GLENDALE (CBS 58) —The Mayor of Glendale believes a "political favor" helped officials decide where to put the future youth justice facility in Milwaukee.   

Mayor Bryan Kennedy recently shared some of his concerns in a letter to the community, including a claim that the decision to build the youth justice facility at Teutonia and Mill as opposed to 73rd and Mill was a political favor to the company Direct Supply. 

A text message Kennedy shared with CBS 58, that he said was part of an open records request, that says is from DOC secretary expressing frustration with the City of Milwaukee's process of figuring out a site. The text mentions that he gets concerns about neighborhood reactions, and "Direct Supply saying that they don't want their employees to have to 'drive by that facility' on their way to work."

"And yet these businesses behind me in the city of Glendale don't have a say," said Kennedy. 

In a statement Jeff Fleming, a Department of City Development spokesperson said: 

"It makes sense to locate the state youth facility adjacent to the Milwaukee Police Academy and separated from adjoining property owners by a rail line to the east.  Importantly, visitors to the facility can reach the site easily by car or bus.
This location and planned design afford significant separation from nearby property owners.

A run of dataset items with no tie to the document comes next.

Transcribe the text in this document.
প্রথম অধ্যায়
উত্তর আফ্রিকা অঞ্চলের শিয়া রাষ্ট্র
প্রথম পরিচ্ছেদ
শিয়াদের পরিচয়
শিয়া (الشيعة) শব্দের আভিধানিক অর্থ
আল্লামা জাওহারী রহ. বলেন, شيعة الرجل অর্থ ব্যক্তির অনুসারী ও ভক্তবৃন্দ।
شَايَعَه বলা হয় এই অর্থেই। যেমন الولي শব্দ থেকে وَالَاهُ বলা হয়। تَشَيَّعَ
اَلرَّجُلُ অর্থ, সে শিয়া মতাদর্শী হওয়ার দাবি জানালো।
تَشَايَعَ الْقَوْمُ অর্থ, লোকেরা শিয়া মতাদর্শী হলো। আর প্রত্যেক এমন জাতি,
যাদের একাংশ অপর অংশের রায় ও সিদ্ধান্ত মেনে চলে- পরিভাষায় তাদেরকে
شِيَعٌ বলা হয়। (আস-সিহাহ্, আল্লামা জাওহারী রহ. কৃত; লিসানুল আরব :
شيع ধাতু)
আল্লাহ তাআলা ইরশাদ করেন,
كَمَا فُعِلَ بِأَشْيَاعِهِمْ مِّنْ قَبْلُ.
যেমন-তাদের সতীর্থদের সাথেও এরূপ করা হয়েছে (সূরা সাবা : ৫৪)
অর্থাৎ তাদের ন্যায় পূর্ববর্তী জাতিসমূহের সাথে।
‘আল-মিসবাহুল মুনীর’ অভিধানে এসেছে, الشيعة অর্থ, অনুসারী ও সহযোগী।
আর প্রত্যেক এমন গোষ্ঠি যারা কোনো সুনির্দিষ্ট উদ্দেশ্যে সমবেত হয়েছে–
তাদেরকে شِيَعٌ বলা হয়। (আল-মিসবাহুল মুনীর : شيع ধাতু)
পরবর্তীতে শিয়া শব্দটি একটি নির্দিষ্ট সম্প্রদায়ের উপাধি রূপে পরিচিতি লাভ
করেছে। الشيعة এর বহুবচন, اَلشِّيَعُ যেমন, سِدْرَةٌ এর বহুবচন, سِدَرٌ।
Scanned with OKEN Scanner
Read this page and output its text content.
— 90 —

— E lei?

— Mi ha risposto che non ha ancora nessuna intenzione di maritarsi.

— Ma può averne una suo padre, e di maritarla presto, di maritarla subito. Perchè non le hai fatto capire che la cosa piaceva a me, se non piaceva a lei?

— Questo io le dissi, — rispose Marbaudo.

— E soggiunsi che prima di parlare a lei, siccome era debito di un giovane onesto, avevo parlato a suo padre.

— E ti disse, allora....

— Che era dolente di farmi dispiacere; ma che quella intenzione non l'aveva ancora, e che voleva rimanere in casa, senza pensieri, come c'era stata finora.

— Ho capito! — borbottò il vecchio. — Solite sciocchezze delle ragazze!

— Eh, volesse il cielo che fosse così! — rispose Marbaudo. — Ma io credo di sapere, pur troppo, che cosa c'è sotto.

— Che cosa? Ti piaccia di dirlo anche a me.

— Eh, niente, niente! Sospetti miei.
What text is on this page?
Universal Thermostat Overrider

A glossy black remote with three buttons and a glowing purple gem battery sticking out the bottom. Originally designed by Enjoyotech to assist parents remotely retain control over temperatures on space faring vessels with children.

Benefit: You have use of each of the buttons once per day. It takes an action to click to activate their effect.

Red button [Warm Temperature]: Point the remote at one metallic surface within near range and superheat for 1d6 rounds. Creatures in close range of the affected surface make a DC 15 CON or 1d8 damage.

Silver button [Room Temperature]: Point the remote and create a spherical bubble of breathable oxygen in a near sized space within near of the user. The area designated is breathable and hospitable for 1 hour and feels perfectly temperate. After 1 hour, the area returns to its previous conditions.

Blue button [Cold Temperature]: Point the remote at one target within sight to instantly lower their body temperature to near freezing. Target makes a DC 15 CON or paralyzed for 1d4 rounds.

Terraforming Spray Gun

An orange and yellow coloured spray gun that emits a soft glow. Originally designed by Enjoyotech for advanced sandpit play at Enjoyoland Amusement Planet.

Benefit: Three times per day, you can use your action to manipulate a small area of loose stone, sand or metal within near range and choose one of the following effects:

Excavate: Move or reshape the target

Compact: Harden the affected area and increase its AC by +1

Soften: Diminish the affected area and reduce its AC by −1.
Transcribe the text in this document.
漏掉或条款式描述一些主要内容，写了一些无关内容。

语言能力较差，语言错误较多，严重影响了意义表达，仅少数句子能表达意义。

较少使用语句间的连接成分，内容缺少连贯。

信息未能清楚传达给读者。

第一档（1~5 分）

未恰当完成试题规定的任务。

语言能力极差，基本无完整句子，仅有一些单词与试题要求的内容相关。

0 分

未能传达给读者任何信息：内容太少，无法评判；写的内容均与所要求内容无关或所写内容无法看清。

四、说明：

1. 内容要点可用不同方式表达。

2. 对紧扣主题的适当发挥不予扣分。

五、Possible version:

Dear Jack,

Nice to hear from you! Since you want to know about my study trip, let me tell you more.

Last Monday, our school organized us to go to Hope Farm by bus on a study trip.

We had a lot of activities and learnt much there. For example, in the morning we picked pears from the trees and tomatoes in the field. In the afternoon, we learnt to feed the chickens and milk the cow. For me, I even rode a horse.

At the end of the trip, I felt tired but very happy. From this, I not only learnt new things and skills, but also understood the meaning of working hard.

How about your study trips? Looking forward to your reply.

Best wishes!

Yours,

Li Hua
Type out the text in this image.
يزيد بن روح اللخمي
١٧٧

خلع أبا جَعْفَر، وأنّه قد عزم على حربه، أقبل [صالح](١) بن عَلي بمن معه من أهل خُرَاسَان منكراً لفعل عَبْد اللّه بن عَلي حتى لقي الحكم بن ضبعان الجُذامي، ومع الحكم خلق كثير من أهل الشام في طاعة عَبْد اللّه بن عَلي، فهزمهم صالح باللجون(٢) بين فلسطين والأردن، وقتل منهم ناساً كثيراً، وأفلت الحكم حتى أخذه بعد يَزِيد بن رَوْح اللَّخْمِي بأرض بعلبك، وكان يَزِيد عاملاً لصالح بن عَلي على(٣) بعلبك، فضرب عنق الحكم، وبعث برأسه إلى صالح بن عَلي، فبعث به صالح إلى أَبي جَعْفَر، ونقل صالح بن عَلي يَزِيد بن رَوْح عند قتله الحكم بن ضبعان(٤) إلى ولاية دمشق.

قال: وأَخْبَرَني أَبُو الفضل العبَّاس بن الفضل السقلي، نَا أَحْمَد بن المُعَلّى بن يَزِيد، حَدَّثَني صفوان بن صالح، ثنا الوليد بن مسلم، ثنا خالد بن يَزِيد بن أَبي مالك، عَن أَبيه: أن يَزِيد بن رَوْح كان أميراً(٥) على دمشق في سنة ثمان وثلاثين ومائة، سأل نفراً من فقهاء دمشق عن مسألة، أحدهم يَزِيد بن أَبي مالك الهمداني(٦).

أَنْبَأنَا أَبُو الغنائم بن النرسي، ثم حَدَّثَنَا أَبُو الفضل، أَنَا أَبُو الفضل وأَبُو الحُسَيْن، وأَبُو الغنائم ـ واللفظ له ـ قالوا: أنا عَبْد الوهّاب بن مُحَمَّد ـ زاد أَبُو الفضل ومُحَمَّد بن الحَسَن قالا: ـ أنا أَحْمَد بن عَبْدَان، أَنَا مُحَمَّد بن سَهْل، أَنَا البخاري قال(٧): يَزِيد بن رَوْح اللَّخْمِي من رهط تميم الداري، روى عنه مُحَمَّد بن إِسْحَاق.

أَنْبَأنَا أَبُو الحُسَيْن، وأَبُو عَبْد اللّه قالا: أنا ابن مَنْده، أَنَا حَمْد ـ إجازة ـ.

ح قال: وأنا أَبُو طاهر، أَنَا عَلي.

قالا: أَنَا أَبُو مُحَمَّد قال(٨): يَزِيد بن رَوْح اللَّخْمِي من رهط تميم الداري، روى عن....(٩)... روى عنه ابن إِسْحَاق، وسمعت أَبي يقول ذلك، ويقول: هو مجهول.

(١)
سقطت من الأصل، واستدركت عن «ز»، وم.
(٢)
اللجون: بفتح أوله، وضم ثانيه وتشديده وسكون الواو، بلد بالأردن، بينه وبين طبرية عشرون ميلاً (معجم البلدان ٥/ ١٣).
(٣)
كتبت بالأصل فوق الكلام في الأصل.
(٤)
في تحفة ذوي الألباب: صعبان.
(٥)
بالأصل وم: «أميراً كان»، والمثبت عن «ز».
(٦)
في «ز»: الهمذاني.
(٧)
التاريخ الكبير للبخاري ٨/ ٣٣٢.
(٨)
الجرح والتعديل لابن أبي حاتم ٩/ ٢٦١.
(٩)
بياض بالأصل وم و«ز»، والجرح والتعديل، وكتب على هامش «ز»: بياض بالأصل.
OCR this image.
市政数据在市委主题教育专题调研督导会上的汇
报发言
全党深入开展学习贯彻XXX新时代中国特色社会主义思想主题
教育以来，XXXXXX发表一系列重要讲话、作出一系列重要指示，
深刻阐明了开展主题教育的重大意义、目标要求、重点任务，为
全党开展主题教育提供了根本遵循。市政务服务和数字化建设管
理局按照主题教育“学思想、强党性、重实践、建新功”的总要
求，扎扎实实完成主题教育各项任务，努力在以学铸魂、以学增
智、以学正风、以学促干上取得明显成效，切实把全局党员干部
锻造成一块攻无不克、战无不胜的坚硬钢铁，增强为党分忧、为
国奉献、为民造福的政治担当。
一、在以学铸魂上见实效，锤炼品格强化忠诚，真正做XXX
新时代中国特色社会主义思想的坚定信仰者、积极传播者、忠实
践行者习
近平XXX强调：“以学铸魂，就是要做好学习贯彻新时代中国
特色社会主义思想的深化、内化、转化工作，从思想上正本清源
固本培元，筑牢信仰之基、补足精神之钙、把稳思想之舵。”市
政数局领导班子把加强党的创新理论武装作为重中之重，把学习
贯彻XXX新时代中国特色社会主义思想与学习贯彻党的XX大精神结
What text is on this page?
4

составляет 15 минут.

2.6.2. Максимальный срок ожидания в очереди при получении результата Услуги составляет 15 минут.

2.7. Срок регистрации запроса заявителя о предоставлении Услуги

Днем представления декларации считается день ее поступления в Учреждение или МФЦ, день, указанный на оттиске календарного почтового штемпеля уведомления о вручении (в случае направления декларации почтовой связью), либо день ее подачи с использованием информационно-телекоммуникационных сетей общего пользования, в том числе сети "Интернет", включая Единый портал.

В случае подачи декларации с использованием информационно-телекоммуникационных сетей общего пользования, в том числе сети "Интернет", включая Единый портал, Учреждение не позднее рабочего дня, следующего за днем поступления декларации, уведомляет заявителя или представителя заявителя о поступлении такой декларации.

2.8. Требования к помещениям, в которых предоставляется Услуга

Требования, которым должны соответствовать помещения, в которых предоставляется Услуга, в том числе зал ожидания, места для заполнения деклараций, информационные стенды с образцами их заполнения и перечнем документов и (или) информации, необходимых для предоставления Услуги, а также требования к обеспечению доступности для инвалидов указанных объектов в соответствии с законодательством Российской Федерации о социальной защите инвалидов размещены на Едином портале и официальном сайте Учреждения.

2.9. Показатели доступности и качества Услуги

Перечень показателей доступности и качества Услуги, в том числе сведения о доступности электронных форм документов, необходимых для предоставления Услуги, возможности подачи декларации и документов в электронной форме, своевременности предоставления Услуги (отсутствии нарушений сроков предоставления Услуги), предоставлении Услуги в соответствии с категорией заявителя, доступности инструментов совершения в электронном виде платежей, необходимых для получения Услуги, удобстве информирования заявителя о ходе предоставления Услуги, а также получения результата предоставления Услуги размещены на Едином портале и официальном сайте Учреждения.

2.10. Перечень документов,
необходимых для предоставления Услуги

It is blatantly incorrect to suggest this location was selected because a single business executive objected to a previously considered site.  Other locations had major deficiencies that made them impractical and drew complaints from a variety of business and residential representatives."

A spokesperson for Governor Evers also sent CBS 58 a statement that said: 

"The governor is committed to getting kids out of Lincoln Hills and Copper Lake and into smaller, least-restrictive settings with trauma-informed, evidence-based programming as soon as we safely and responsibly can. We understand that "Not In My Back Yard" (aka NIMBY)-type opposition frequently occurs during conversations around criminal and social justice reform and we will listen to those concerns. But we are not willing to back down from our efforts to move forward in closing Lincoln Hills and Copper Lake." 

CBS 58 submitted an open records request to the Office of Mayor Tom Barrett in March for information about plans to build a juvenile prison facility in the City of Milwaukee but have yet to receive any documents. The City said they are working on fulfilling the records request.